Phone scammers don’t stop ‘spoofing’, not even around the holidays

Don’t always believe what your caller ID says.

City of Warren police have told the Times Observer that reports have been received regarding scammers “spoofing” the phone numbers of UPMC Hamot and the City of Warren offices as part of their scamming efforts.

According to the Federal Communication Commission, “spoofing” occurs “when a caller deliberately falsifies the information transmitted to your caller ID display to disguise their identity.

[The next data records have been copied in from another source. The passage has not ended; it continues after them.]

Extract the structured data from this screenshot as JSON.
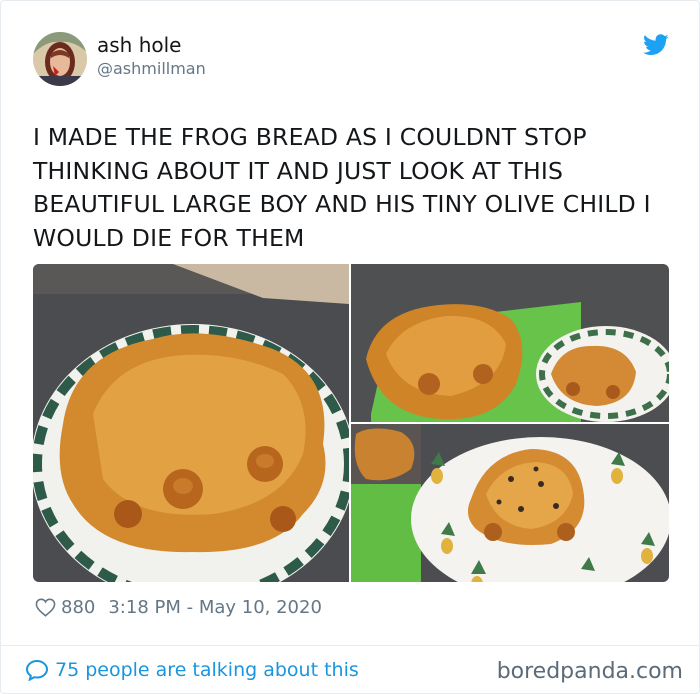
{
  "author": {
    "display_name": "ash hole",
    "handle": "@ashmillman",
    "avatar_icon": "profile-avatar"
  },
  "platform_icon": "twitter-bird-icon",
  "tweet": {
    "text": "I MADE THE FROG BREAD AS I COULDNT STOP THINKING ABOUT IT AND JUST LOOK AT THIS BEAUTIFUL LARGE BOY AND HIS TINY OLIVE CHILD I WOULD DIE FOR THEM"
  },
  "media": {
    "photos": [
      "frog-bread-large",
      "frog-bread-with-small",
      "small-frog-bread-olives"
    ]
  },
  "meta": {
    "likes": "880",
    "timestamp": "3:18 PM - May 10, 2020"
  },
  "footer": {
    "talking": "75 people are talking about this",
    "watermark": "boredpanda.com"
  },
  "colors": {
    "twitter_blue": "#1da1f2",
    "link_blue": "#1b95e0",
    "muted_text": "#657786",
    "divider": "#e6ecf0"
  }
}
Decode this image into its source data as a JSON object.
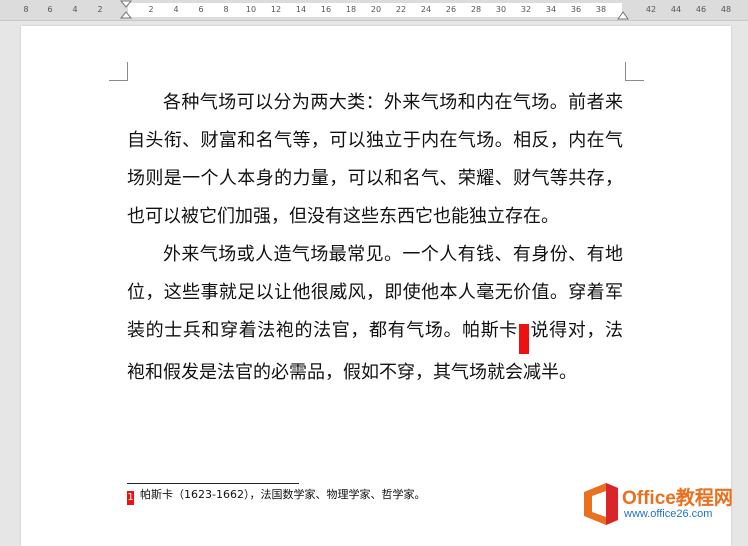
{
  "ruler": {
    "ticks": [
      "8",
      "6",
      "4",
      "2",
      "2",
      "4",
      "6",
      "8",
      "10",
      "12",
      "14",
      "16",
      "18",
      "20",
      "22",
      "24",
      "26",
      "28",
      "30",
      "32",
      "34",
      "36",
      "38",
      "42",
      "44",
      "46",
      "48"
    ]
  },
  "document": {
    "paragraphs": [
      {
        "text": "各种气场可以分为两大类：外来气场和内在气场。前者来自头衔、财富和名气等，可以独立于内在气场。相反，内在气场则是一个人本身的力量，可以和名气、荣耀、财气等共存，也可以被它们加强，但没有这些东西它也能独立存在。"
      },
      {
        "text_before": "外来气场或人造气场最常见。一个人有钱、有身份、有地位，这些事就足以让他很威风，即使他本人毫无价值。穿着军装的士兵和穿着法袍的法官，都有气场。帕斯卡",
        "ref": "1",
        "text_after": "说得对，法袍和假发是法官的必需品，假如不穿，其气场就会减半。"
      }
    ],
    "footnote": {
      "mark": "1",
      "text": "帕斯卡（1623-1662），法国数学家、物理学家、哲学家。"
    }
  },
  "watermark": {
    "title": "Office教程网",
    "url": "www.office26.com",
    "colors": {
      "orange": "#e8701e",
      "red": "#d9262b",
      "blue": "#1f74c2"
    }
  }
}
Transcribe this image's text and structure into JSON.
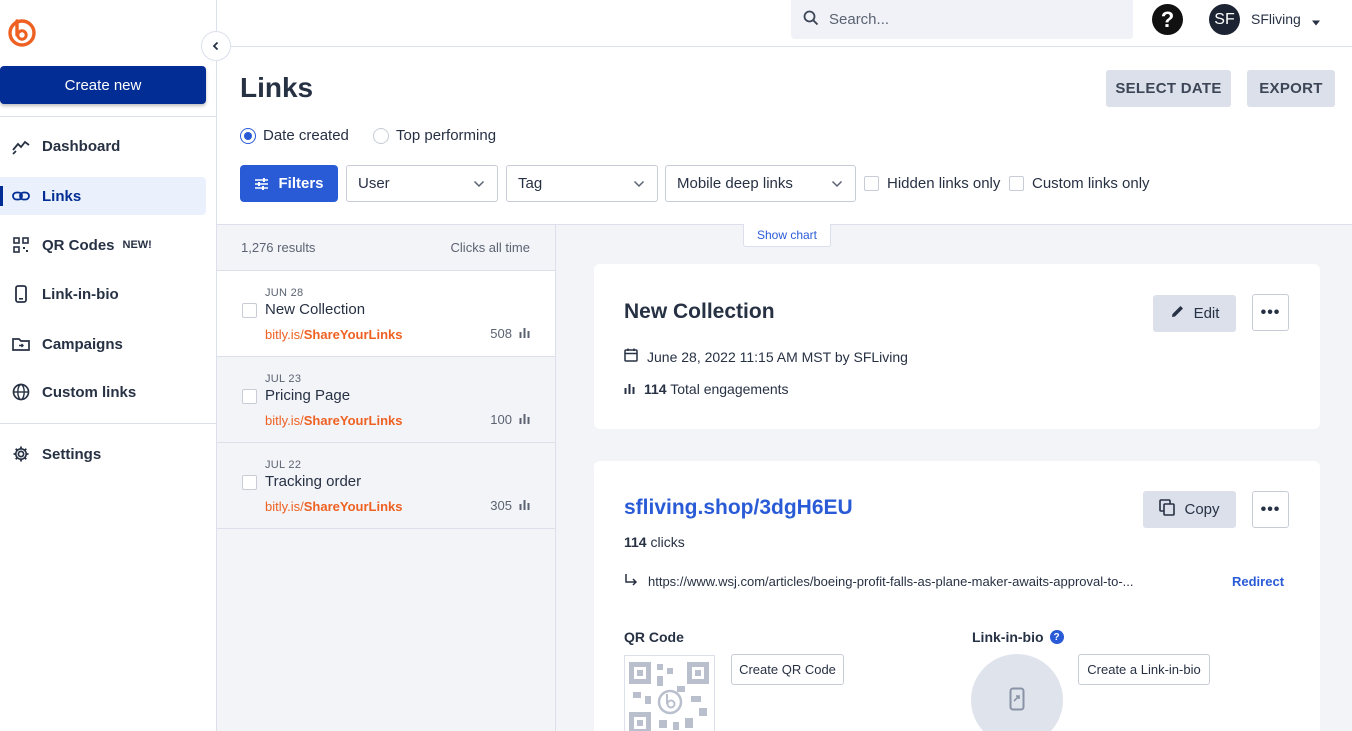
{
  "sidebar": {
    "create_label": "Create new",
    "items": [
      {
        "label": "Dashboard",
        "icon": "trend-icon"
      },
      {
        "label": "Links",
        "icon": "link-icon"
      },
      {
        "label": "QR Codes",
        "icon": "qr-icon",
        "badge": "NEW!"
      },
      {
        "label": "Link-in-bio",
        "icon": "phone-icon"
      },
      {
        "label": "Campaigns",
        "icon": "folder-icon"
      },
      {
        "label": "Custom links",
        "icon": "globe-icon"
      },
      {
        "label": "Settings",
        "icon": "gear-icon"
      }
    ]
  },
  "topbar": {
    "search_placeholder": "Search...",
    "help": "?",
    "avatar_initials": "SF",
    "username": "SFliving"
  },
  "header": {
    "title": "Links",
    "select_date": "SELECT DATE",
    "export": "EXPORT",
    "sort_options": [
      "Date created",
      "Top performing"
    ],
    "sort_selected": "Date created"
  },
  "filters": {
    "button": "Filters",
    "user": "User",
    "tag": "Tag",
    "mobile": "Mobile deep links",
    "hidden_only": "Hidden links only",
    "custom_only": "Custom links only"
  },
  "list": {
    "results": "1,276 results",
    "clicks_header": "Clicks all time",
    "items": [
      {
        "date": "JUN 28",
        "title": "New Collection",
        "domain": "bitly.is/",
        "backhalf": "ShareYourLinks",
        "clicks": "508"
      },
      {
        "date": "JUL 23",
        "title": "Pricing Page",
        "domain": "bitly.is/",
        "backhalf": "ShareYourLinks",
        "clicks": "100"
      },
      {
        "date": "JUL 22",
        "title": "Tracking order",
        "domain": "bitly.is/",
        "backhalf": "ShareYourLinks",
        "clicks": "305"
      }
    ]
  },
  "detail": {
    "show_chart": "Show chart",
    "title": "New Collection",
    "edit": "Edit",
    "more": "•••",
    "created": "June 28, 2022 11:15 AM MST by SFLiving",
    "engagements_count": "114",
    "engagements_label": "Total engagements",
    "short_link": "sfliving.shop/3dgH6EU",
    "copy": "Copy",
    "clicks_count": "114",
    "clicks_label": "clicks",
    "destination": "https://www.wsj.com/articles/boeing-profit-falls-as-plane-maker-awaits-approval-to-...",
    "redirect": "Redirect",
    "qr_label": "QR Code",
    "create_qr": "Create QR Code",
    "lib_label": "Link-in-bio",
    "lib_help": "?",
    "create_lib": "Create a Link-in-bio"
  },
  "colors": {
    "primary": "#022d94",
    "accent": "#2a5bd7",
    "orange": "#ee6123"
  }
}
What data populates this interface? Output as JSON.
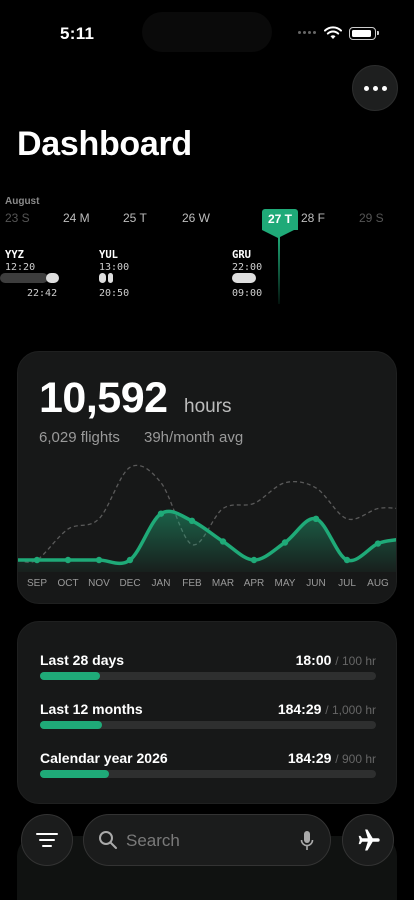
{
  "status": {
    "time": "5:11"
  },
  "page": {
    "title": "Dashboard"
  },
  "timeline": {
    "month": "August",
    "days": [
      {
        "label": "23 S",
        "style": "dim"
      },
      {
        "label": "24 M",
        "style": "mid"
      },
      {
        "label": "25 T",
        "style": "mid"
      },
      {
        "label": "26 W",
        "style": "mid"
      },
      {
        "label": "27 T",
        "style": "today"
      },
      {
        "label": "28 F",
        "style": "mid"
      },
      {
        "label": "29 S",
        "style": "dim"
      }
    ],
    "flights": [
      {
        "code": "YYZ",
        "dep": "12:20",
        "arr": "22:42"
      },
      {
        "code": "YUL",
        "dep": "13:00",
        "arr": "20:50"
      },
      {
        "code": "GRU",
        "dep": "22:00",
        "arr": "09:00"
      }
    ]
  },
  "hours_card": {
    "total": "10,592",
    "unit": "hours",
    "flights": "6,029 flights",
    "avg": "39h/month avg",
    "highlight_color": "#1faa78"
  },
  "chart_data": {
    "type": "area",
    "categories": [
      "SEP",
      "OCT",
      "NOV",
      "DEC",
      "JAN",
      "FEB",
      "MAR",
      "APR",
      "MAY",
      "JUN",
      "JUL",
      "AUG"
    ],
    "series": [
      {
        "values": [
          0,
          0,
          0,
          0,
          45,
          38,
          18,
          0,
          17,
          40,
          0,
          16
        ]
      },
      {
        "values": [
          0,
          30,
          40,
          90,
          75,
          15,
          50,
          55,
          75,
          70,
          40,
          50
        ]
      }
    ],
    "ylim": [
      0,
      100
    ]
  },
  "limits": [
    {
      "label": "Last 28 days",
      "value": "18:00",
      "limit": "/ 100 hr",
      "fraction": 0.18
    },
    {
      "label": "Last 12 months",
      "value": "184:29",
      "limit": "/ 1,000 hr",
      "fraction": 0.185
    },
    {
      "label": "Calendar year 2026",
      "value": "184:29",
      "limit": "/ 900 hr",
      "fraction": 0.205
    }
  ],
  "bottom_bar": {
    "search_placeholder": "Search",
    "icons": {
      "menu": "filter-lines-icon",
      "search": "magnifier-icon",
      "mic": "microphone-icon",
      "plane": "airplane-icon",
      "more": "ellipsis-icon"
    }
  }
}
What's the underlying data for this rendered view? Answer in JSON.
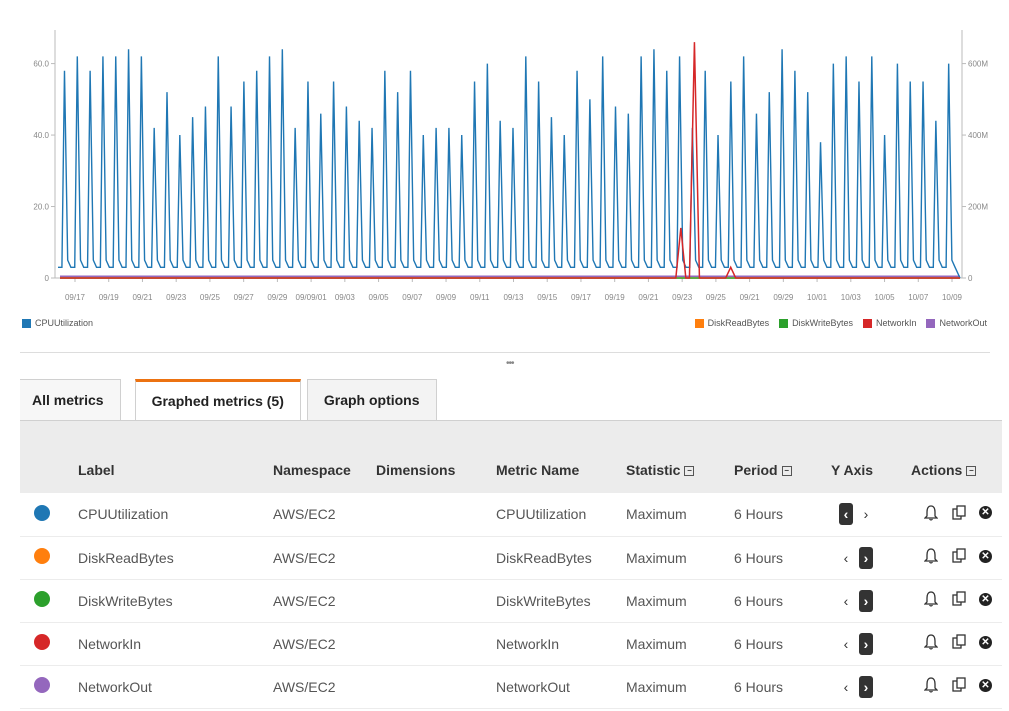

“Spoofing is often used as part of an attempt to trick someone into giving away valuable personal information so it can be used in fraudulent activity or sold illegally.”

City of Warren Police Chief Brandon Deppen said that the department received a complaint from a resident who took one of the calls.

“The caller asked the resident about credit cards that she had and was requesting card numbers and information,” Deppen said. “The resident hung up on the scammer.

“We want to remind people to never give information over the phone to someone that you do not know or calls you randomly. Always protect your information.”

The FCC says that “U.S. law and FCC rules prohibit most types of spoofing.”

“In some cases, spoofing can be permitted by courts for people who have legitimate reasons to hide their information, such as law enforcement agencies working on cases, victims of domestic abuse or doctors who wish to discuss private medical matters.”